Mise à jour du 27 octobre 2018 — Cet article et les débats houleux autour de l’écriture inclusive ont bientôt un an, mais les idées reçues et la caricature de cette façon d’aborder la langue écrite n’ont pas pris une ride.
Cette semaine dans BibliObs, David Caviglioli publie un texte qui se veut « en écriture inclusive » pour montrer que c’est lourd et illisible, bien entendu.
Problème : son texte n’est pas rédigé en écriture inclusive, il est rédigé intégralement au neutre. Une nuance de taille. Et pour la comprendre, je ne peux qu’inviter mes lecteurs et lectrices à poursuivre la lecture ci-dessous.
Promis, c’est lisible : voilà plus de 5 ans que mes articles sont rédigés ainsi, et je n’ai pas encore été pendue haut et court par l’Académie française.
Publié le 22 novembre 2017 — L’écriture inclusive fait couler beaucoup d’encre en ces dernières semaines de 2017, surtout depuis la publication, le 7 novembre, de la tribune signée par 314 profs qui s’engagent à ne plus enseigner que « le masculin l’emporte sur le féminin ».
J’ai regardé plusieurs débats télévisés, où le même raccourci était fait entre écriture inclusive et écriture épicène — par exemple, « tou•tes les directeur•ices sont convoqué•es », c’est de l’écriture épicène, l’un des outils utilisés pour pratiquer l’écriture inclusive.

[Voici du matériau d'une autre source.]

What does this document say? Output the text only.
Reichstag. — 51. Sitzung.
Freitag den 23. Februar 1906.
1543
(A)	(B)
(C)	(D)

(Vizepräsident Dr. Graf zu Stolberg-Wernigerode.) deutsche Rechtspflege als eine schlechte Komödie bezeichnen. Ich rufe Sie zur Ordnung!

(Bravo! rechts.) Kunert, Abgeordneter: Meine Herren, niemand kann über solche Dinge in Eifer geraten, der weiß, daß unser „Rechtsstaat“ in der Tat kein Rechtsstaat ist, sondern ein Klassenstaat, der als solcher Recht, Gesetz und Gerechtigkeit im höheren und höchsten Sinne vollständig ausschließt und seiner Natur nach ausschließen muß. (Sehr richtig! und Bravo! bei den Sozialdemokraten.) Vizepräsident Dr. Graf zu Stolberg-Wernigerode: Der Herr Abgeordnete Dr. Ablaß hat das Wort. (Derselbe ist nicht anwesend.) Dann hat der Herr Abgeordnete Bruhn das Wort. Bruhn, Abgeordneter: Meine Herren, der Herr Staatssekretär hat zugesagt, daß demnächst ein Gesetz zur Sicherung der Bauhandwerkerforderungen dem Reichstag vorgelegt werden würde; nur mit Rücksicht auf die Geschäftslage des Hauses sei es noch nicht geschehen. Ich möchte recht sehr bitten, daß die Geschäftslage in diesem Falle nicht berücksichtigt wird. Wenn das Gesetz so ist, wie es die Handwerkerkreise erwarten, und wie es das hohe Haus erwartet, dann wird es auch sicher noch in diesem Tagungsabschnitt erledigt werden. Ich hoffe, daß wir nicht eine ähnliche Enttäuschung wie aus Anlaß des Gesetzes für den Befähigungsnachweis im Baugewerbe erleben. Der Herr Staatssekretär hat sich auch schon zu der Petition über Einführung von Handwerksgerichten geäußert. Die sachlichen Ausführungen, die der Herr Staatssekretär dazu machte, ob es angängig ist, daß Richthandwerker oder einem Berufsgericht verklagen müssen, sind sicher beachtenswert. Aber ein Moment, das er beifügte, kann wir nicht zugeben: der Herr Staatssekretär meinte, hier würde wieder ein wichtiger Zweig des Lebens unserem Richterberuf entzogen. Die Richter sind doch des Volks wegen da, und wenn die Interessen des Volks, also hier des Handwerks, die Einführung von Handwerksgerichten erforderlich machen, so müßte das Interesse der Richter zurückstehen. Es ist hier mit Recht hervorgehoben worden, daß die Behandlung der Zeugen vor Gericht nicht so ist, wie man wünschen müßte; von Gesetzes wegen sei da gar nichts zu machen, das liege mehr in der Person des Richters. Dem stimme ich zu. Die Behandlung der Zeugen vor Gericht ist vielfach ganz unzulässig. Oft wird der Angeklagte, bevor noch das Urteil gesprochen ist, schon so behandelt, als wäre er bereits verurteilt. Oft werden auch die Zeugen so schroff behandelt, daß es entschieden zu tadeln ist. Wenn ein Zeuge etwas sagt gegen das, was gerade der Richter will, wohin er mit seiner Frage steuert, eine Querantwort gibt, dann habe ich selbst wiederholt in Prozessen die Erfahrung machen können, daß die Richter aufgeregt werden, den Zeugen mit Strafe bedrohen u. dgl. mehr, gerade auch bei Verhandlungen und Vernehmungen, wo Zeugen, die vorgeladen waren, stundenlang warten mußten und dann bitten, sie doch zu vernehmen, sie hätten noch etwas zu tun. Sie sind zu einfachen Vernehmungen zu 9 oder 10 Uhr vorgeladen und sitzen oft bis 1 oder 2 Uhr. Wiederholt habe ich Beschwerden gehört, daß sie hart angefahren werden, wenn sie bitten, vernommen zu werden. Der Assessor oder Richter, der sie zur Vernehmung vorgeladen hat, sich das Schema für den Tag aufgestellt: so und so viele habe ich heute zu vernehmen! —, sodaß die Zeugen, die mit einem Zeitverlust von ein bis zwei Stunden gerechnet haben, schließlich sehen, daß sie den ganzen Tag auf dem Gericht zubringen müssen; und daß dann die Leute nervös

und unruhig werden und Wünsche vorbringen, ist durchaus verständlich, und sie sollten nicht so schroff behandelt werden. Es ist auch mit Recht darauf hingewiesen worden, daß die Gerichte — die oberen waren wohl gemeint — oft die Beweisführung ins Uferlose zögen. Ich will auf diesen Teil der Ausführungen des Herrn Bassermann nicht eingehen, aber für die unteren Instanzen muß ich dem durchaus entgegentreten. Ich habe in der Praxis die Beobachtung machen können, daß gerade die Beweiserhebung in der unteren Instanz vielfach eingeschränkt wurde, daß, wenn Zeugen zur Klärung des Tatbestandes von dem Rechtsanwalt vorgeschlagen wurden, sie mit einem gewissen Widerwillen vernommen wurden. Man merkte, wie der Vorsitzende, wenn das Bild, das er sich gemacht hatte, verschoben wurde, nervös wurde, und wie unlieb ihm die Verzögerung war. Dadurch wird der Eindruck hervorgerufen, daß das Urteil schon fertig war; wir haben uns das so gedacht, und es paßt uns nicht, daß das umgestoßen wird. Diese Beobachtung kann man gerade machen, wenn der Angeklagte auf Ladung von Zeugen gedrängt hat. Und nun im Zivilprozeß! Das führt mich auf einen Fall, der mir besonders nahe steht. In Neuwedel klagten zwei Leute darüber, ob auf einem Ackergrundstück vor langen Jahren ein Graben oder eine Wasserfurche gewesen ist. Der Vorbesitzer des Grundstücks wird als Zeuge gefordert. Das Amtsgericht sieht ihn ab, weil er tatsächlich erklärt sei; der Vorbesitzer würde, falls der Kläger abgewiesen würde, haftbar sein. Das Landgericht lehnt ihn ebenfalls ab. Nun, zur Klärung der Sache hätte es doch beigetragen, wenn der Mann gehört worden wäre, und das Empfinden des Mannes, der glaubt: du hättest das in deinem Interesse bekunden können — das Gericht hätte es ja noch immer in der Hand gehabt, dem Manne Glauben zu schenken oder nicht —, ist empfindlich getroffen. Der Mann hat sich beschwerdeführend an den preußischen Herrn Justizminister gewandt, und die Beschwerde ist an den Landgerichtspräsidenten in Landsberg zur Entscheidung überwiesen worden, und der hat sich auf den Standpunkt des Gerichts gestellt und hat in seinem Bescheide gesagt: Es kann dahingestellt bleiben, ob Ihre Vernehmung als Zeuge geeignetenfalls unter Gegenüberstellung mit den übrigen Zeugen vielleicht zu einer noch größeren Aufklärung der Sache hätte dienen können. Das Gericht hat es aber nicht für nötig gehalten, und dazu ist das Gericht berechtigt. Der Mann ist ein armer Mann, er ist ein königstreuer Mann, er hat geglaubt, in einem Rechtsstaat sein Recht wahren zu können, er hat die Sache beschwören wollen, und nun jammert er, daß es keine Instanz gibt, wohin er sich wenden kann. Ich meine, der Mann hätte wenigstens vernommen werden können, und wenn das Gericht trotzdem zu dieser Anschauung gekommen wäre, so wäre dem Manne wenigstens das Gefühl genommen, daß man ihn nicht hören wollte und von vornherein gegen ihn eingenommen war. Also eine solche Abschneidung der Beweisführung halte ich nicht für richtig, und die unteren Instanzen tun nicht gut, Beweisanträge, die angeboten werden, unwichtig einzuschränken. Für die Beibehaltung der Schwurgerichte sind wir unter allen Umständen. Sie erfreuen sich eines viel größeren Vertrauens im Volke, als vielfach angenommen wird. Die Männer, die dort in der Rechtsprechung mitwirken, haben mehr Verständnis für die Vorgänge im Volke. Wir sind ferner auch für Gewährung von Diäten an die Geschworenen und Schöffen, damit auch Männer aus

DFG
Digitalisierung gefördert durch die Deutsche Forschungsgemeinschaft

Personnellement, ce n’est pas une forme que j’utilise. Je préfèrerais écrire : « toutes les directrices et les directeurs ont été convoqués ». Voilà une phrase en écriture inclusive, sans écriture épicène.
Sur madmoiZelle, je pratique l’écriture inclusive depuis 2012, suite à la publication de cet article de Lady Dylan : Guide du langage non sexiste.
Aujourd’hui, tous nos articles sont rédigés en écriture inclusive. Après 5 ans de pratique, qui a beaucoup évolué à l’épreuve du quotidien, j’ai été invitée à la table ronde organisée par Prenons La Une, un collectif engagé pour une meilleure représentation des femmes dans les médias.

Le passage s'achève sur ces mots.